Estimating systemic risk on the equities market
This post is about replicating the Turbulence Index, Correlation Surprise, and Absorption Ratio that was publisehd in Journal of Portfolio Management by Mark Kritzman of Wyndham Capital. Stay tuned!
In [1]:
import pandas as pd
import numpy as np
import matplotlib.pyplot as plt
import scipy as sp
import systemicRiskMeasures1 as srm
import os
from pprint import pprint
pd.core.common.is_list_like = pd.api.types.is_list_like # Quick-fix for version compatibility correct version compatability.
import pandas_datareader.data as web # module for reading datasets directly from the web
from pandas_datareader.famafrench import get_available_datasets
In [7]:
datasets = get_available_datasets()
print('No. of datasets:{0}'.format(len(datasets)))
#datasets #comment out if you want to see all the datasets
In [9]:
Start='19940131'
Start_Recession_Values='19940101'
End='20140131' #20140630 latest St Louis Recession data date
window_range= 60 #months
FmmaFrench49_from1926=pd.read_pickle('FF49_1926').resample('M').sum().loc[Start:End]
Recession_Values= pd.read_pickle('USARECM')
VIX_returns= pd.read_pickle('^VIX').resample('M').mean().loc[Start:End]
Balanced_port= srm.logreturns(Returns=pd.read_pickle('Probit_portfolio')).resample('M').sum().loc[Start:End]
Recession_Values= Recession_Values[Start_Recession_Values:]

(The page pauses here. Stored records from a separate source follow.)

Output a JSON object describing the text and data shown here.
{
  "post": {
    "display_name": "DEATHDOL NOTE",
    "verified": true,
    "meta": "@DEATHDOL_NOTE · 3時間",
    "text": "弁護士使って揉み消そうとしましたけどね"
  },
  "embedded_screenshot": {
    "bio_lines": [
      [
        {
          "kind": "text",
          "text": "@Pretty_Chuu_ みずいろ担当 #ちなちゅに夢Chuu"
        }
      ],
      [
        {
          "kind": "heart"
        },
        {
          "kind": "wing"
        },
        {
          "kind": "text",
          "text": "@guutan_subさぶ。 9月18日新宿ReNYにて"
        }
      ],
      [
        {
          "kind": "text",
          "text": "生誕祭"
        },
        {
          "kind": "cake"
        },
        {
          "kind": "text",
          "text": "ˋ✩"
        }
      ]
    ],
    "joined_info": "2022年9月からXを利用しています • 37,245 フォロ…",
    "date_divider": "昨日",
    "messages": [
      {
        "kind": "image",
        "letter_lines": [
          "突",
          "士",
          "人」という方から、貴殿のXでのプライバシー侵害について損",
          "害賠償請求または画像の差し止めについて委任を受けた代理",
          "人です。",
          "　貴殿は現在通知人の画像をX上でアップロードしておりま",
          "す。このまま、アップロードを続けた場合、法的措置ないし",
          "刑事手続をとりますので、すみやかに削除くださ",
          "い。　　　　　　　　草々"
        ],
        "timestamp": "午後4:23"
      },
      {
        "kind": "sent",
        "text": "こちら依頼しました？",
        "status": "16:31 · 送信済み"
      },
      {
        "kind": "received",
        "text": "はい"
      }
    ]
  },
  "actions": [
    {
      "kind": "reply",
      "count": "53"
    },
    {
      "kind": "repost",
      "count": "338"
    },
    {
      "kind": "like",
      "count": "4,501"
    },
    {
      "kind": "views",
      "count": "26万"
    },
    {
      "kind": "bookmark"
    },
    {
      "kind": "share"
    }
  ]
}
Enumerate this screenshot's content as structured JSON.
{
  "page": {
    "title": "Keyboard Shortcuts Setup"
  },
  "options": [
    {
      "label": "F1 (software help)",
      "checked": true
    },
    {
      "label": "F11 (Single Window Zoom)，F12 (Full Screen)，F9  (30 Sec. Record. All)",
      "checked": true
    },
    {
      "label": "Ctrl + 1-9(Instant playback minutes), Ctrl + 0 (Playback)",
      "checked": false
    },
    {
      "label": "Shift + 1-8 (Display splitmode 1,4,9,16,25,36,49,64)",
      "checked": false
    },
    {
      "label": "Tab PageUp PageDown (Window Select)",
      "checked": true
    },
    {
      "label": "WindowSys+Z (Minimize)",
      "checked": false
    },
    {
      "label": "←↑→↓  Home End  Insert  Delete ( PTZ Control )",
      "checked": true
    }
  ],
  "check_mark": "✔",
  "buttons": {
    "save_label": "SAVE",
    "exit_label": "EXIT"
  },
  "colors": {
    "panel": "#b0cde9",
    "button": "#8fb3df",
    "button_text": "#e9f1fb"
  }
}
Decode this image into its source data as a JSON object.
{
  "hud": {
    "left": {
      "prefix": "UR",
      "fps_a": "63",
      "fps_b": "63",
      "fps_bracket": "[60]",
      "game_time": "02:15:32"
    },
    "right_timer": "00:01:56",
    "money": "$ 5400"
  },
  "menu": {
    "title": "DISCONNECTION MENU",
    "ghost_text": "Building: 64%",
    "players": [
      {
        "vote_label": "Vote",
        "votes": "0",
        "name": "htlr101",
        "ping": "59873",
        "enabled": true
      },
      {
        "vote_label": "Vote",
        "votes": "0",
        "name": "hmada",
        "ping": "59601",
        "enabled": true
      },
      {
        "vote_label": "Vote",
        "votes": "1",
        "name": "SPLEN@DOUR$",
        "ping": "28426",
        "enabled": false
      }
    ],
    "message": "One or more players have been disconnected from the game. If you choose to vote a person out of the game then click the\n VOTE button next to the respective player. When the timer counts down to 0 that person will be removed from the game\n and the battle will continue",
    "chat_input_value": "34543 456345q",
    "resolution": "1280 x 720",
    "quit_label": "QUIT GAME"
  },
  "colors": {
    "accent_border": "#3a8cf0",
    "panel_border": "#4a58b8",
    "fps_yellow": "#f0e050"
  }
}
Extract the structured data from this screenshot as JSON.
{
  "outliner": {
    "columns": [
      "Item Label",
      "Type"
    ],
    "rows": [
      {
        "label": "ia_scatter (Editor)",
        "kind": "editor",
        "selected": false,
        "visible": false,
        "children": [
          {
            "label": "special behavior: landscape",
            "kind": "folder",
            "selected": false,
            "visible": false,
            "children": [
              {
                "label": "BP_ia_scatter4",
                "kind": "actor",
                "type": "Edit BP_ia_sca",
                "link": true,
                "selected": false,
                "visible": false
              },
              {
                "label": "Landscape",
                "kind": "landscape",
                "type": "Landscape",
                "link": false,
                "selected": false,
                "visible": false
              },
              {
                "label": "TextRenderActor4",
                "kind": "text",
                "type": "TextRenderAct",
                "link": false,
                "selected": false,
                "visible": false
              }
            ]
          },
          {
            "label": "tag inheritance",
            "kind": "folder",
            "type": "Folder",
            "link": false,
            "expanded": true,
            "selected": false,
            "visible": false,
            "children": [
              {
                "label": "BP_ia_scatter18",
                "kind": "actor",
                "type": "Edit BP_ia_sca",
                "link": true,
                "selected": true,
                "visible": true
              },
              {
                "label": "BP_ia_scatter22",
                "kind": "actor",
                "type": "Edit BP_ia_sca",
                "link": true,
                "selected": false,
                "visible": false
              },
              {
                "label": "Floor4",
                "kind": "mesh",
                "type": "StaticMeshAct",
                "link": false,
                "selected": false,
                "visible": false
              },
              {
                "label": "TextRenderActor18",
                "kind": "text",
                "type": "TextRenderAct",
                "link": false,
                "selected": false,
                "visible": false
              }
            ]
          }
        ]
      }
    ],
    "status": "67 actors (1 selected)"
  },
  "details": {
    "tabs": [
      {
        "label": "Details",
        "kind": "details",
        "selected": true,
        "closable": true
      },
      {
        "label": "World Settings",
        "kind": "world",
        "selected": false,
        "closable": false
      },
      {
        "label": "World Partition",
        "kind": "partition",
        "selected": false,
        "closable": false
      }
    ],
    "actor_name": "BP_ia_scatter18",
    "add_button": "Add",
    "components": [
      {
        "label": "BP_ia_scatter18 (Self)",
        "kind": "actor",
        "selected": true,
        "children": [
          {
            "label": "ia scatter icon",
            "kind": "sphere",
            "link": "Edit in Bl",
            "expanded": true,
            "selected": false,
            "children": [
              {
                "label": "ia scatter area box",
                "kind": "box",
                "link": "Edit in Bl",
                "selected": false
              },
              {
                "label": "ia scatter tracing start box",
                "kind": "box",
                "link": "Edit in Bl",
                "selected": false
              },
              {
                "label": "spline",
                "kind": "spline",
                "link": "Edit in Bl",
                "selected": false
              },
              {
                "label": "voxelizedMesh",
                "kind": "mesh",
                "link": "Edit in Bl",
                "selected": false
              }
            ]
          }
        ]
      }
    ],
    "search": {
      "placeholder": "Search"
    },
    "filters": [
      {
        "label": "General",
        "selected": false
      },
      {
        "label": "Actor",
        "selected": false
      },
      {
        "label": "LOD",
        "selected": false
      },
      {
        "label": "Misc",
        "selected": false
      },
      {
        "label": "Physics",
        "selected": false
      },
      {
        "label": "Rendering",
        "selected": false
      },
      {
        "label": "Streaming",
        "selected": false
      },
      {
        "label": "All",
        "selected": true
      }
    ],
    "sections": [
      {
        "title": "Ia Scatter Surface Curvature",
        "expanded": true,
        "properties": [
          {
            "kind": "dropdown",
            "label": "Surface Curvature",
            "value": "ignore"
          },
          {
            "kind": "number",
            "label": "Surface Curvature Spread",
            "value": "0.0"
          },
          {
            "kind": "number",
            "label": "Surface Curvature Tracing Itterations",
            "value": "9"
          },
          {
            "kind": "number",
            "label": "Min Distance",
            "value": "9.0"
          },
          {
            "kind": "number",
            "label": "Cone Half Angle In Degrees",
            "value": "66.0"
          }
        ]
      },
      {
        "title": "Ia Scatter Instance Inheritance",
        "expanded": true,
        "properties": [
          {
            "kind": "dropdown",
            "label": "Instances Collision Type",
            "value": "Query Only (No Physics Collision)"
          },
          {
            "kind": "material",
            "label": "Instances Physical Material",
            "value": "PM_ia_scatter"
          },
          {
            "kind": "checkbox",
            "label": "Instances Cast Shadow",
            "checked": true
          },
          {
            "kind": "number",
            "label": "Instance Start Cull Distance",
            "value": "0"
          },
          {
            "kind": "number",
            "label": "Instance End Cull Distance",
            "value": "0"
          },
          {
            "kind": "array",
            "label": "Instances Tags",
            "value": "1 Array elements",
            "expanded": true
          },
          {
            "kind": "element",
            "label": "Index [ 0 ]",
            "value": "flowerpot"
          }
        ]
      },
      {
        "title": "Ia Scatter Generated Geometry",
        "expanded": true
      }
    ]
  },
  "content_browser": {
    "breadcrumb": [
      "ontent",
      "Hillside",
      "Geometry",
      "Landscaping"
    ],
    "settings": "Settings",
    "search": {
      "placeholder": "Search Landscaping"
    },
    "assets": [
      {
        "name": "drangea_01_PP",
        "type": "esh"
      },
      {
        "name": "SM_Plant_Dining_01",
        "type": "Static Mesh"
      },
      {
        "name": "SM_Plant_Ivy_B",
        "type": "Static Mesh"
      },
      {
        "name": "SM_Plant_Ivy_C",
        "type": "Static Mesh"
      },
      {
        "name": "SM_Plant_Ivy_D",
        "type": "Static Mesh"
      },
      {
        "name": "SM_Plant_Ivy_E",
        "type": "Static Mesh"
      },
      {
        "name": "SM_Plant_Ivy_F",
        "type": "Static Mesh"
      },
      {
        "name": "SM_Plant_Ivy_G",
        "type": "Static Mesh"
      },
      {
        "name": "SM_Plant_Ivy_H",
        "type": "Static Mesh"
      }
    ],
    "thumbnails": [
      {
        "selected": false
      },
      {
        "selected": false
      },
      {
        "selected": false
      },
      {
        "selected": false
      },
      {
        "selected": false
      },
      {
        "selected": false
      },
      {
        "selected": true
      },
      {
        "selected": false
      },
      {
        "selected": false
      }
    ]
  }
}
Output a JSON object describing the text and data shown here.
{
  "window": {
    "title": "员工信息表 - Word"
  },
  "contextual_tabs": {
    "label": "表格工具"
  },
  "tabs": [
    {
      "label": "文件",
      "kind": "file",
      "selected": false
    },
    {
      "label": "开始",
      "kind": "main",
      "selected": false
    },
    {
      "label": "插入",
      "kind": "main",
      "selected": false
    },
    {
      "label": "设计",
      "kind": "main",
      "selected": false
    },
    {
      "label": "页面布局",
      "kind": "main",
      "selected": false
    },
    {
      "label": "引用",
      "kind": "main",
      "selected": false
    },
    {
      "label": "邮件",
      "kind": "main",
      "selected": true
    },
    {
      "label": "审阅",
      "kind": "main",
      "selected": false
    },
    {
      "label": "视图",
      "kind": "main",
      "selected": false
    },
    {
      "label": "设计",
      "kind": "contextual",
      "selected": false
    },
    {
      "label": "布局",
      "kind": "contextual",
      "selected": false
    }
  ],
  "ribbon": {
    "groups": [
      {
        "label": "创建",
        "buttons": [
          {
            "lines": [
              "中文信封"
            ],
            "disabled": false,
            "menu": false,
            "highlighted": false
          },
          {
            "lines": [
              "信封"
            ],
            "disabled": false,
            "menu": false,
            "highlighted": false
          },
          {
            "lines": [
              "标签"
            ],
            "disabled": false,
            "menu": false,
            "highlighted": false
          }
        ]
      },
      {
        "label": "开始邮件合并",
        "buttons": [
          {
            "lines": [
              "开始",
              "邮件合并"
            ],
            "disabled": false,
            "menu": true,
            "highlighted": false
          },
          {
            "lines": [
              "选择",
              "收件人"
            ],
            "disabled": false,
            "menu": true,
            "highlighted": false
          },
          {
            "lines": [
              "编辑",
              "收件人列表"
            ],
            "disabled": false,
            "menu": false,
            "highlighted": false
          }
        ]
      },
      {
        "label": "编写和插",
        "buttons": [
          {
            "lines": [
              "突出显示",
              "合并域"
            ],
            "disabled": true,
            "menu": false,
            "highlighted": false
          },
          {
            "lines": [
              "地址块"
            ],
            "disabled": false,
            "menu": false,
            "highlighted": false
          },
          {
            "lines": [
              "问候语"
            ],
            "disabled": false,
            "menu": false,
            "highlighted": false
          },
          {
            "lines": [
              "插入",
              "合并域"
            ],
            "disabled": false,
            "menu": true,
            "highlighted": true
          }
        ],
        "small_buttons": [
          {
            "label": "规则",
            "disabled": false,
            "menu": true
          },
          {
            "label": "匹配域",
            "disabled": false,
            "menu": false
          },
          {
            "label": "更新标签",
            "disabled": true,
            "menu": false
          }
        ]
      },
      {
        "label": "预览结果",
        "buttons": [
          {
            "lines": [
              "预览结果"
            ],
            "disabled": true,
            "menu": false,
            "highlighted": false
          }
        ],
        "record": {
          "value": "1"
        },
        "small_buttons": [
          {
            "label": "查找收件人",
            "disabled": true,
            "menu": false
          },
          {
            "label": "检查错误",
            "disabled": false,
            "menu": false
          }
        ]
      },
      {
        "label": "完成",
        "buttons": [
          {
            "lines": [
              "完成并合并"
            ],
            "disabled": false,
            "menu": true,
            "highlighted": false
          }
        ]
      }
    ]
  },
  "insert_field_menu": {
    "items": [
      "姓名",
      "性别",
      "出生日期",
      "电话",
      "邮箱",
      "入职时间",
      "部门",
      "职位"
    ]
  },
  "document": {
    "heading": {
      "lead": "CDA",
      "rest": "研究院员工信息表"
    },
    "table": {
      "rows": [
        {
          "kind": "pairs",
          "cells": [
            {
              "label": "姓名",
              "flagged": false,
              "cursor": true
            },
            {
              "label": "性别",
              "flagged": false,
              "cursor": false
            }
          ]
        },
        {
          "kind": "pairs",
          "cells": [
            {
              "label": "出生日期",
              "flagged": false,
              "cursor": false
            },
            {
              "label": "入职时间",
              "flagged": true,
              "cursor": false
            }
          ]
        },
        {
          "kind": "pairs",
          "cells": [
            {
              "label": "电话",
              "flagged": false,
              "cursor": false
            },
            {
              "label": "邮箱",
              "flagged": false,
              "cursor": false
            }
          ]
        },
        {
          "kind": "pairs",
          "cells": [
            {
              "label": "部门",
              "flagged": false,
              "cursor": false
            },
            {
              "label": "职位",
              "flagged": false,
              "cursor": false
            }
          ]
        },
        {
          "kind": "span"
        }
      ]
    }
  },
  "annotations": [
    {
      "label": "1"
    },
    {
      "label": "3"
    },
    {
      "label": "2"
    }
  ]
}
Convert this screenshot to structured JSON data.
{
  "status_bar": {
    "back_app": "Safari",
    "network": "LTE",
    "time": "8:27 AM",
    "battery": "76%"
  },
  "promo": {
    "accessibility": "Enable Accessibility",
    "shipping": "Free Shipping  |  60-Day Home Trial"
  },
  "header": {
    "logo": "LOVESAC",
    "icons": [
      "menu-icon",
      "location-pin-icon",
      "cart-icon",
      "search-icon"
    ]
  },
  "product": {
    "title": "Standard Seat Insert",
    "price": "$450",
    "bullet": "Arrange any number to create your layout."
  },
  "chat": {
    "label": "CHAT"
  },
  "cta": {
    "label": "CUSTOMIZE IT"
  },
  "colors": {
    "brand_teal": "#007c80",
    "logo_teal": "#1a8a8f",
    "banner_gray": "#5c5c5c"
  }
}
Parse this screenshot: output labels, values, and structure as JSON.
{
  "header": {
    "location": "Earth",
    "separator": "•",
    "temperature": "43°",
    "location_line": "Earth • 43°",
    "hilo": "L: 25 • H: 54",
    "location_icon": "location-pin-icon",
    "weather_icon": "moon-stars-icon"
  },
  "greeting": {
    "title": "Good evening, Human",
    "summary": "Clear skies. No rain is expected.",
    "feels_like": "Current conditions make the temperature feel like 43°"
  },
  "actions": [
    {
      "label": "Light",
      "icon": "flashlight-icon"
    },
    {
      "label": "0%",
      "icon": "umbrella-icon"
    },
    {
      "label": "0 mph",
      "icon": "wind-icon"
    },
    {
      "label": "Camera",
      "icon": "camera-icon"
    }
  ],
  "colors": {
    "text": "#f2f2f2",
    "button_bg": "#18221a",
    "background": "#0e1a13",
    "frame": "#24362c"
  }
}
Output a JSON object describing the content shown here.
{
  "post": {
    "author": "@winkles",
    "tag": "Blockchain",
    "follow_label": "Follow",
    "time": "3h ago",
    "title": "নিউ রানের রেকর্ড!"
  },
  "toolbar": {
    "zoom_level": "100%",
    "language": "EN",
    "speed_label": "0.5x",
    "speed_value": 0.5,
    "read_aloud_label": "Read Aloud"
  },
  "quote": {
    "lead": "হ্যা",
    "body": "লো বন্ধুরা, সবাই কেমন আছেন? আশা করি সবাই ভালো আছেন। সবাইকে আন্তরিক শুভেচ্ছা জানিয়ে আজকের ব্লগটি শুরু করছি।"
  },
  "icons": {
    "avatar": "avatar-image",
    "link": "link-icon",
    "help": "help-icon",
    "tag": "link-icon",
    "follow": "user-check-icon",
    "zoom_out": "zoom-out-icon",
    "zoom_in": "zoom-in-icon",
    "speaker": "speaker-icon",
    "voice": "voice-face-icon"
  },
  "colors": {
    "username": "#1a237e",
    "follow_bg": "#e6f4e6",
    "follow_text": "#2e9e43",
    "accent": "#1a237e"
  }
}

t1 = pd.read_pickle('Probit_portfolio')
SP500_TB= pd.read_pickle('Probit_portfolio').resample('M').mean().loc[Start:End]
In [10]:
Input=FmmaFrench49_from1926
Inputs=Input[window_range:]
In [12]:
MD_input=Inputs #Change this value for data required
#Run
SRM_mahalanobis= srm.MahalanobisDist(Returns=MD_input)[17:]
In [13]:
SRM_mahalanobis_turbulent_nonturbulent_days= srm.MahalanobisDist_Turbulent_Returns(MD_returns= SRM_mahalanobis, Returns=MD_input)
#drop inputs
In [11]:
Inputs=Inputs.drop('MD',1)
MD_input= MD_input.drop('MD',1)
In [ ]:
Corr_Input= Inputs
#Run
SRM_Correlation_Surprise=srm.Correlation_Surprise(Returns=Corr_Input) #need to reshift by 41 months
#Graph
srm.Corr_plot(Corr_sur=SRM_Correlation_Surprise[0][17:], Mag_sur=SRM_Correlation_Surprise[1][17:], width=25, figsize=(10,4.5), datesize='M')
In [ ]:
AR_input= Inputs
SRM_absorptionratio= srm.Absorption_Ratio(Returns= AR_input, halflife=int(8.5)) #define Absorption Ratio
#Graphs
srm.plot_AR(AR=SRM_absorptionratio, figsize=(10,2.5),yaxis=[0.84,0.92])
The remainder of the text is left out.